1. Define para qué se evaluará
Desarrollo, retroalimentación, seguimiento de objetivos y decisiones de gestión no son exactamente lo mismo. Mezclar propósitos sin explicarlos reduce la confianza.
2. Elige criterios comprensibles
Usa conductas, responsabilidades y resultados observables.
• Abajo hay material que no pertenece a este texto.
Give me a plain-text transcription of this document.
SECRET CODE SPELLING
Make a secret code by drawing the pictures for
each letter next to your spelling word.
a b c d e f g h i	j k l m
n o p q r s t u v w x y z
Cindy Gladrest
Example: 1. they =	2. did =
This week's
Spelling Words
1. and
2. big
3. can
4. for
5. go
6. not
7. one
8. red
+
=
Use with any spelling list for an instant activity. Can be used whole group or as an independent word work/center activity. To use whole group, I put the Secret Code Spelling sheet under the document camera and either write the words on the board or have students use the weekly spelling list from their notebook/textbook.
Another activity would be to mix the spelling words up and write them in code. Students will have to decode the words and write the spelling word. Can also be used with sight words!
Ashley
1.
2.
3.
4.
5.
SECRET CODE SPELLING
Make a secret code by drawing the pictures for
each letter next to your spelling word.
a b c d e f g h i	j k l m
Evita conceptos amplios que cada jefatura pueda interpretar de manera distinta.
3. Aclara roles
- Quién evalúa y con qué información.
- Quién revisa consistencia o calibración.
- Quién puede consultar resultados.
- Quién acompaña compromisos posteriores.
4. Prueba antes de ampliar
Un piloto permite detectar preguntas confusas, escalas poco útiles y cargas de trabajo que el diseño inicial no anticipó.
5. Prepara la conversación
El resultado no debería entregarse sin contexto. La conversación requiere ejemplos, escucha, acuerdos y próximos pasos que puedan revisarse.
6. Protege la información
Los resultados pueden contener datos personales y apreciaciones laborales. Define permisos, conservación y usos autorizados antes de iniciar el ciclo. No reutilices la información para una finalidad incompatible sin informar y contar con una base válida.
7. Planifica el seguimiento
Un ciclo termina cuando los acuerdos tienen responsables, fechas y una instancia de revisión. Sin seguimiento, la evaluación se convierte en un formulario aislado.
Resultado esperado
Un modelo proporcional, una pauta comprendida, jefaturas preparadas, accesos delimitados y compromisos que puedan seguirse.
Fuentes oficiales consultadas
- Ley N.º 19.628 sobre protección de la vida privada — LeyChile
- Ley N.º 21.719, vigencia desde el 1 de diciembre de 2026 — LeyChile
Las fuentes pueden ser actualizadas por sus organismos responsables. Revisa siempre la versión vigente.